= Dolores Mercedes Franklin =

American dentist

Dolores Mercedes Franklin is an American dentist, health policy advocate, and author. She was the first African American woman to graduate from the Harvard School of Dental Medicine in 1974.

Franklin became the highest ranking dentist executive at Sterling Drug, the first woman and first Black person in the United States to do so at a Fortune 500 company. She was also the first woman and first Black person to hold a dean's level position at New York University College of Dentistry, the nation's largest dental school at a major university, making her the first woman and first Black person from Harvard to become a dental school dean in the United States. Franklin is also a consultant and clinical professor.

== Biography ==
Franklin graduated from Barnard College in 1970. She earned her Doctor of Dental Medicine (DMD) degree from the Harvard School of Dental Medicine (HSDM) in 1974, becoming the first African American woman, and first woman of color, to earn a Harvard DMD degree as well as one of the first five women since the school's founding more than 100 years before. In the same year, she earned her M.P.H. degree from Columbia University in a joint degree program.

Franklin began her career as dental director at the New Jersey Dental Group and a consultant to the Colgate-Palmolive Company. She left the group practice in 1975 for New York University College of Dentistry, the largest U.S. dental school, and at the age of 28, she was appointed Assistant Dean for Student Affairs, (and Admissions later). She was the first woman and the first Black dean at New York University's dental school, making her, at the same time, the first woman and first Black person from Harvard to hold a dean's level position at any dental school in the United States.

In 1979, Franklin became the first woman and first Black person to hold the highest ranking dentist executive position in a Fortune 500 company, when she was appointed at Sterling Drug, Inc., a global pharmaceutical company, to head Professional Services and Research at Cook-Waite Laboratories. She authored and completely updated the Cook-Waite textbook, Manual of Local Anesthesia in Dentistry, which had last been updated three decades earlier. The book was widely used in U.S. dental schools.

Franklin headed the National Dental Program at Job Corps, operated in 43 states, primarily by major companies, and was an oral health policy leader at the Commission of Public Health in Washington, D.C., where she launched innovative partnerships including interdisciplinary collaborations with leading institutions in the nation dedicated to health. She participated in the private and not-for-profit sectors and worked with the U.S. Departments of Labor and Health and Human Services, serving on multiple boards and as a researcher and consultant advising on regional, national-wide and global initiatives. Franklin was appointed as assistant health commissioner in New York City, the highest ranking dentist position, had dual reporting to the NYC Health and Hospitals Corporation, the nation's largest urban healthcare system, and was concurrently a clinical professor at New York University. She remains an influential advocate for oral health as integral to overall health.

Franklin has served on the board of the Harvard Alumni Association and as president of the Harvard Dental Alumni Association, is the president of Franklin-DeLoach Group, Inc., a boutique research and consulting company.
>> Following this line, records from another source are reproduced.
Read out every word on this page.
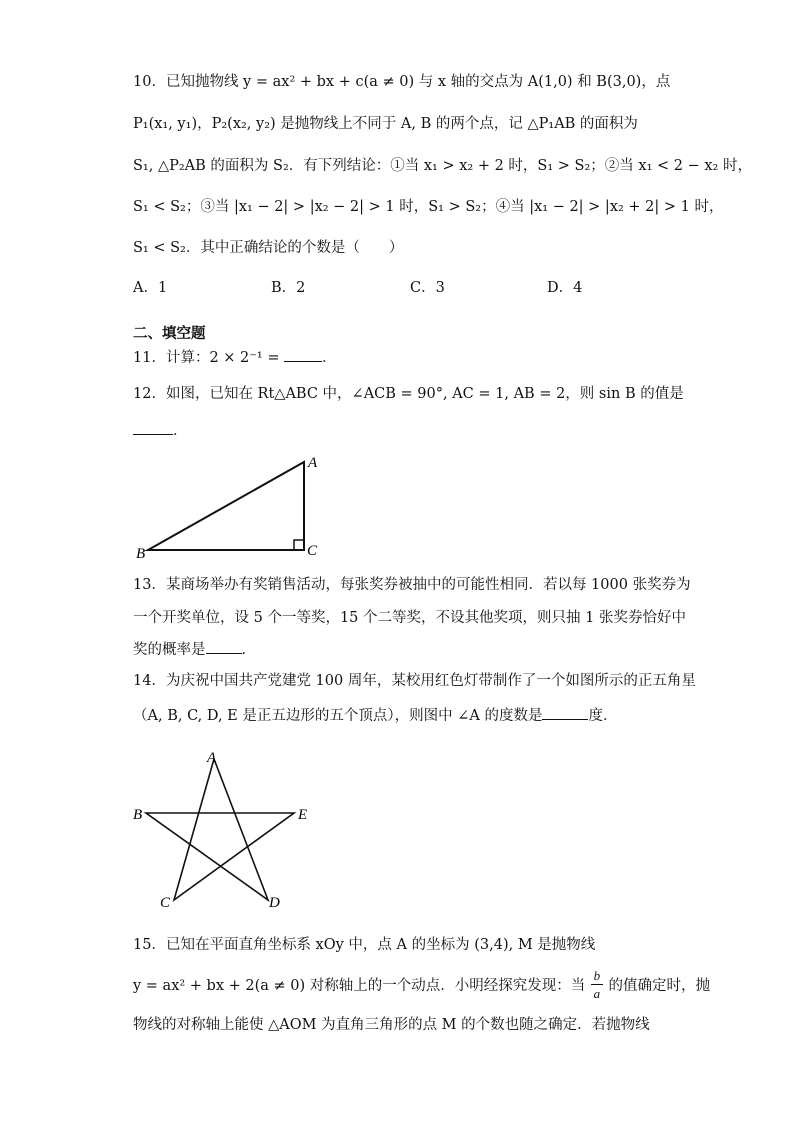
10．已知抛物线 y = ax² + bx + c(a ≠ 0) 与 x 轴的交点为 A(1,0) 和 B(3,0)，点
P₁(x₁, y₁)，P₂(x₂, y₂) 是抛物线上不同于 A, B 的两个点，记 △P₁AB 的面积为
S₁, △P₂AB 的面积为 S₂．有下列结论：①当 x₁ > x₂ + 2 时，S₁ > S₂；②当 x₁ < 2 − x₂ 时，
S₁ < S₂；③当 |x₁ − 2| > |x₂ − 2| > 1 时，S₁ > S₂；④当 |x₁ − 2| > |x₂ + 2| > 1 时，
S₁ < S₂．其中正确结论的个数是（　　）
A．1	B．2	C．3	D．4
二、填空题
11．计算：2 × 2⁻¹ =	．
12．如图，已知在 Rt△ABC 中，∠ACB = 90°, AC = 1, AB = 2，则 sin B 的值是
．
A
B	C
13．某商场举办有奖销售活动，每张奖券被抽中的可能性相同．若以每 1000 张奖券为
一个开奖单位，设 5 个一等奖，15 个二等奖，不设其他奖项，则只抽 1 张奖券恰好中
奖的概率是 ．
14．为庆祝中国共产党建党 100 周年，某校用红色灯带制作了一个如图所示的正五角星
（A, B, C, D, E 是正五边形的五个顶点），则图中 ∠A 的度数是	度．
A
B	E
C	D
15．已知在平面直角坐标系 xOy 中，点 A 的坐标为 (3,4), M 是抛物线
y = ax² + bx + 2(a ≠ 0) 对称轴上的一个动点．小明经探究发现：当 $\frac{b}{a}$ 的值确定时，抛
物线的对称轴上能使 △AOM 为直角三角形的点 M 的个数也随之确定．若抛物线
A storyteller and author, she is currently working on a history of her family from its origins in the first colonies in the 1600s, the domestic slave trade, and Louisiana to 20th century migrations.

== Honors and legacy ==
Franklin is the recipient of the Harvard University Alumni Achievement Award for Excellence in Dental Medicine from the Harvard Alumni Association and the Harvard Black Alumni Society, and the Distinguished Alumni Award from the Harvard School of Dental Medicine.

A champion for equity and education, Franklin is the first Black woman in Harvard history to have an endowed scholarship for dental education named in her honor. The Freeman, Grant and Franklin Scholarship pays tribute to the legacy of Franklin and the first two Black men who were pioneers in dentistry in the United States and provides crucial support for students from underrepresented minority groups pursuing the DMD degree. The funding of the Freeman, Grant, Franklin Scholarship was initiated by a capstone gift from Colgate-Palmolive in 2021.

The namesakes, three prominent Harvard alumni, include Robert Tanner Freeman, who in 1869 became the first Black person in United States history to graduate from a dental school and a graduate of Harvard's first dental class, George Franklin Grant, who graduated in 1870 and became the first Black faculty member at Harvard University and at the dental school in 1884, and Dolores Mercedes Franklin, who became the first Black woman to graduate from HSDM in 1974, more than 100 years after the school's founding, and 100 years after the admission of the first Black men. Founded in 1867, HSDM is the first university-affiliated dental school in the United States.